К Чибисову подошел Березин и тихо, внушительно сказал:
- Ты брось пушки-то отливать. Так всю обедню испортишь. Разве не знаешь характер Богданова?
- Очень даже знаю, терпеть не могу его упрямства.
- А ты терпи, терпи. Ты начальник. Тебе по штату положены выдержка и самообладание. Если не можешь с людьми по-человечески разговаривать, так помалкивай.
И, обращаясь к Харитону, сказал примиряюще:
- Бригада пусть разделывает хлысты, а сам-то ты иди сюда, да побыстрей - проведем маленькое совещание.
Богданов нехотя подошел.
- Дело к тебе есть серьезное, - продолжал парторг. - Идем, посидим вон на бревнышке. - Взял Богданова под руку и повел к штабелю. Остальные последовали за ними.
- Садись, Харитон Клавдиевич! Закуривай, если куришь.
- Не курю и другим не советую.
Богданов достал из кармана беленькую таблетку и сунул в рот.
- Ты, Харитон, распорядками в лесосеках недоволен, - начал Березин. - Ермаков лесу навалил - тебе его за месяц не разделать, а ты жалуешься на простои. От непорядка тут страдаешь ты, а строители где-нибудь на Каме, на Волге нелестно отзываются о лесорубах. Подумали мы, раскинули умом, как выйти из этого положения. Находчивей всех нас оказался Сергей Ермаков, вот познакомьтесь с ним поближе, может, от одной краюхи питаться станете.
- Как это от одной?
- Слушай дальше. Ермаков предлагает организовать в лесу комплексную бригаду.
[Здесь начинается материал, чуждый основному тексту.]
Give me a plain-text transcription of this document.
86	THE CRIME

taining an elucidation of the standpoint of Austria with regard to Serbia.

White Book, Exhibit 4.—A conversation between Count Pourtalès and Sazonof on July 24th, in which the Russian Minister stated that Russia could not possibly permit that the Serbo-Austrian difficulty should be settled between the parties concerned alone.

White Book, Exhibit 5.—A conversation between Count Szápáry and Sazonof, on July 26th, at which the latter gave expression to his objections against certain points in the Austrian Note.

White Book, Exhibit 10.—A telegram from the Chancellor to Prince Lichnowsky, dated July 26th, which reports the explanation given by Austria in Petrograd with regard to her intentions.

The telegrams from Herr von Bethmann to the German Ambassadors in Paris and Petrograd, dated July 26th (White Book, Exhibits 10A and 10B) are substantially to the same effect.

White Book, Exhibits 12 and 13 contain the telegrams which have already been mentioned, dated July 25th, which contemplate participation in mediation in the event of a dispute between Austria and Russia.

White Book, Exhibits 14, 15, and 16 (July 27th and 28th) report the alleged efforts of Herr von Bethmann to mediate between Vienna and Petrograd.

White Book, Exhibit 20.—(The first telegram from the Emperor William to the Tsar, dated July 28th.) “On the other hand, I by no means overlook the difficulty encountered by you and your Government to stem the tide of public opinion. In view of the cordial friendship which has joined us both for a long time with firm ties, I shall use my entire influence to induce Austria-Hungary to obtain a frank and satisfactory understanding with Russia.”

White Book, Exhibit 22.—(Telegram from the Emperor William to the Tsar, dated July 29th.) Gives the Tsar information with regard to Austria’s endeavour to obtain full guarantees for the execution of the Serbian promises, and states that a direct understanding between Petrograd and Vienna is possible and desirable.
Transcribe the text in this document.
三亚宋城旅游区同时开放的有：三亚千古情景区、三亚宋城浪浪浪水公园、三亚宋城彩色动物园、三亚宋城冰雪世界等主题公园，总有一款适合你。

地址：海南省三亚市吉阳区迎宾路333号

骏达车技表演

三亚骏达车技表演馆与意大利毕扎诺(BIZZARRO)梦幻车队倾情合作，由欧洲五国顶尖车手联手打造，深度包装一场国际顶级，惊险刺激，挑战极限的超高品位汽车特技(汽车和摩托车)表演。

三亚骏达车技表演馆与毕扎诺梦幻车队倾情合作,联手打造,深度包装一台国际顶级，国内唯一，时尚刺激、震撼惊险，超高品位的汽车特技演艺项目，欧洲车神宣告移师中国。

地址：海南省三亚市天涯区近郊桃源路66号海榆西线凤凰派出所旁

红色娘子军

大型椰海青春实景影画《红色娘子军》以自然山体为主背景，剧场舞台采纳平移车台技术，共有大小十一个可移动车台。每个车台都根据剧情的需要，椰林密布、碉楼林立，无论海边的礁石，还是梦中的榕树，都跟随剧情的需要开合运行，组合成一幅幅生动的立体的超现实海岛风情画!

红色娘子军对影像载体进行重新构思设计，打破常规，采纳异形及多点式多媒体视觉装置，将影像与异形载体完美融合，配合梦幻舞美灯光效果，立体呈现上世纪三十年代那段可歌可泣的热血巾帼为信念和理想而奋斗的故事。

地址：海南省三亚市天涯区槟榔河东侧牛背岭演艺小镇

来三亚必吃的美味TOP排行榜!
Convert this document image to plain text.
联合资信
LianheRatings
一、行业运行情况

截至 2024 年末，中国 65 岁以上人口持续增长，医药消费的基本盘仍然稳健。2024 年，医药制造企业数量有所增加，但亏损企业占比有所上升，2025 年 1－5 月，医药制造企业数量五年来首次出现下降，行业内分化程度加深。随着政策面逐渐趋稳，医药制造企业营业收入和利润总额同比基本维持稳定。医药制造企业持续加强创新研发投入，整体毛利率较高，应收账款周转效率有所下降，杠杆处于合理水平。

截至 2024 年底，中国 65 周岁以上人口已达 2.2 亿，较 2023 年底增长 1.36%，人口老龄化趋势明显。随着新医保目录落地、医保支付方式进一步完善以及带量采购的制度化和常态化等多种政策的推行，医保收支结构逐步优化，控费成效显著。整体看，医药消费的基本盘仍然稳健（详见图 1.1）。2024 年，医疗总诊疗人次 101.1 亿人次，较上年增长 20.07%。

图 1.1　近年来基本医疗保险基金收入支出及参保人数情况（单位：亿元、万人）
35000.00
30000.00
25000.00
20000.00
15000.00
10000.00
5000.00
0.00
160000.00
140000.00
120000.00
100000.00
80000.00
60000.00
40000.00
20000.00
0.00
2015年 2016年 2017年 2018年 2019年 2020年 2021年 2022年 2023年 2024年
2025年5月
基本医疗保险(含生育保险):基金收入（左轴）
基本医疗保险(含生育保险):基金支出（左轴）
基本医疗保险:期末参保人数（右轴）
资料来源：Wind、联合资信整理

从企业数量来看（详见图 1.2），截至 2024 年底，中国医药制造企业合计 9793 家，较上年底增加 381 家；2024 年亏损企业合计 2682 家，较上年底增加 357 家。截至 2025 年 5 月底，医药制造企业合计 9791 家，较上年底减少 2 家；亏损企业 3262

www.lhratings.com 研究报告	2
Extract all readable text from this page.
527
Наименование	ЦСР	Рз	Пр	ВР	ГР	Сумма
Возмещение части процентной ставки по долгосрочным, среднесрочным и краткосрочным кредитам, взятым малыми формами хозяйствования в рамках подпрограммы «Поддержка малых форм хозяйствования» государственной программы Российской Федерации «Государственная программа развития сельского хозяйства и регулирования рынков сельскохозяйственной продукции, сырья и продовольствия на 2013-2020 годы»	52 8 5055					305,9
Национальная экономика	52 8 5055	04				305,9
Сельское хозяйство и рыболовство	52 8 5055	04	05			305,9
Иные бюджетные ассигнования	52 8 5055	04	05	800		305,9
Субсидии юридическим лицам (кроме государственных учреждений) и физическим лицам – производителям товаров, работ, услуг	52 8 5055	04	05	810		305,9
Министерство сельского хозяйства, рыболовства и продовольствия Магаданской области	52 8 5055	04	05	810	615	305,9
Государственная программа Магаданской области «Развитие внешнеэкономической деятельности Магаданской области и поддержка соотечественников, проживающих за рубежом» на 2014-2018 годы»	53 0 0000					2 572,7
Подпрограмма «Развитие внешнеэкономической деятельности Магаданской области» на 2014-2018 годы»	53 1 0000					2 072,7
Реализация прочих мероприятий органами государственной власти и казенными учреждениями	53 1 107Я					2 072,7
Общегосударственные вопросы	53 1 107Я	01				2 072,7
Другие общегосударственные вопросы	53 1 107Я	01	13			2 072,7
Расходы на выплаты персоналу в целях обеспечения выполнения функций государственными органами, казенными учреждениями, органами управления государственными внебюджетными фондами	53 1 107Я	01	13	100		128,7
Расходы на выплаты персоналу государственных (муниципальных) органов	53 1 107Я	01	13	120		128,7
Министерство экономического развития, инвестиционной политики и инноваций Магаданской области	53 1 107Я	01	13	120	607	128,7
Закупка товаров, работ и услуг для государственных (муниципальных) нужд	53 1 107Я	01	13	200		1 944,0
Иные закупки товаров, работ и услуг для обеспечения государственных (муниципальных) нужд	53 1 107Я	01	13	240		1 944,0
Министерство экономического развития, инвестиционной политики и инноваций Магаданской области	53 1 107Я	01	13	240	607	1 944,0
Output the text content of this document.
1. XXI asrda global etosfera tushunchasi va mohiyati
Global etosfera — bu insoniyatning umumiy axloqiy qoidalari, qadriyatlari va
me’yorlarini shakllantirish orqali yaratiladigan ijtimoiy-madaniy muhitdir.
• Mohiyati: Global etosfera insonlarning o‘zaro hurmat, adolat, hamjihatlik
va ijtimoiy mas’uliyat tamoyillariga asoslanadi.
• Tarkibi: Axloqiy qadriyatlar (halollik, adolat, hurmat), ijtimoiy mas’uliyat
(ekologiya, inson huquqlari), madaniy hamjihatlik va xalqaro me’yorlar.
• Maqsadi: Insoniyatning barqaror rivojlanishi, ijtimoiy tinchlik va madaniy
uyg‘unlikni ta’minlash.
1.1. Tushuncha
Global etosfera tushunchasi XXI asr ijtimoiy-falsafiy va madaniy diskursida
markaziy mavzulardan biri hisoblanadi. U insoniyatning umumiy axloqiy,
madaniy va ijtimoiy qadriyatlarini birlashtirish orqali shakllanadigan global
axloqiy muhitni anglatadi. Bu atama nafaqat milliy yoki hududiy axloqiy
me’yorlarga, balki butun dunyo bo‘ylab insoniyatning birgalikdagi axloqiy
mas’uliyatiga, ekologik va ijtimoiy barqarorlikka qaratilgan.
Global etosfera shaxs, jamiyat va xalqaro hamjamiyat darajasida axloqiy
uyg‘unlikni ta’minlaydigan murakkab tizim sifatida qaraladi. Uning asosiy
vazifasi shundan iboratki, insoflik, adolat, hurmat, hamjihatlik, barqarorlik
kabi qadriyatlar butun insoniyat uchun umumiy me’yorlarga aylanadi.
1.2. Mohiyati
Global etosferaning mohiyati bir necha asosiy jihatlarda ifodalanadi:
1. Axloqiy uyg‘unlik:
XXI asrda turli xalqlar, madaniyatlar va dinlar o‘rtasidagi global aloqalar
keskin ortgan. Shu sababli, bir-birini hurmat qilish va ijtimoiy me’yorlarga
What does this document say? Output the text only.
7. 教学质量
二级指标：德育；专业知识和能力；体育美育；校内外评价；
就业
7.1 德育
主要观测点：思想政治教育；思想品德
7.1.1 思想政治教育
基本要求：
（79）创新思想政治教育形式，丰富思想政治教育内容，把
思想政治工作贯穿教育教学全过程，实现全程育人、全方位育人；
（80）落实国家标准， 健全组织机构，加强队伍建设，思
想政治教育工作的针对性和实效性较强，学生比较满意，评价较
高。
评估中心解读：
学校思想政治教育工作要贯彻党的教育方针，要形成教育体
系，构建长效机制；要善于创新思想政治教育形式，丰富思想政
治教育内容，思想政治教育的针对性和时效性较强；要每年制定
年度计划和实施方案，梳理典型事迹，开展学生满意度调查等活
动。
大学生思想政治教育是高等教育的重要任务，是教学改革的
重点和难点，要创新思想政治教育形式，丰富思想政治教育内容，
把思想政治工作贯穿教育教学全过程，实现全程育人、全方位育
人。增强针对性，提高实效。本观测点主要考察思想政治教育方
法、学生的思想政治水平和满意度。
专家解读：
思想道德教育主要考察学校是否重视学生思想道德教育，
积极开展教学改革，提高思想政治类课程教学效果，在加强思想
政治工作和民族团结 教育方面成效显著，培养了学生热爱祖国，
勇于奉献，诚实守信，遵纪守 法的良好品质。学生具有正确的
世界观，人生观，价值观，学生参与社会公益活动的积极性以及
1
В этой бригаде должно быть объединено четыре звена: вальщики, обрубщики, трелевщики и разделочная эстакада. Все работают сообща, весь заработок поступает в общий котел, начисляться он будет уже за готовую древесину, выложенную вот в эти штабеля. Ваше звено станет конечным, я бы сказал, главным. Чем больше сделаете вы, тем больше заработает вся бригада. Понятно?
- Выходит, мы будем уже не бригада, а только звено, а у нашего звена будут сидеть на шее нахлебники из других звеньев? Покорно благодарю за такое предложение! Ищите дураков в другом месте.
- Погоди, Харитон Клавдиевич! Какой ты ершистый. Никаких у тебя нахлебников не будет. Наоборот, все будут стараться работать на тебя, чтобы ты больше сделал. А заработок, какой они получают теперь особо за валку, раскряжевку и повозку леса, весь пойдет в общую кассу, а потом будет распределяться в зависимости от того, кто что делает. Подробно об этом расскажет вот этот конторский человек. У него все карты в руках.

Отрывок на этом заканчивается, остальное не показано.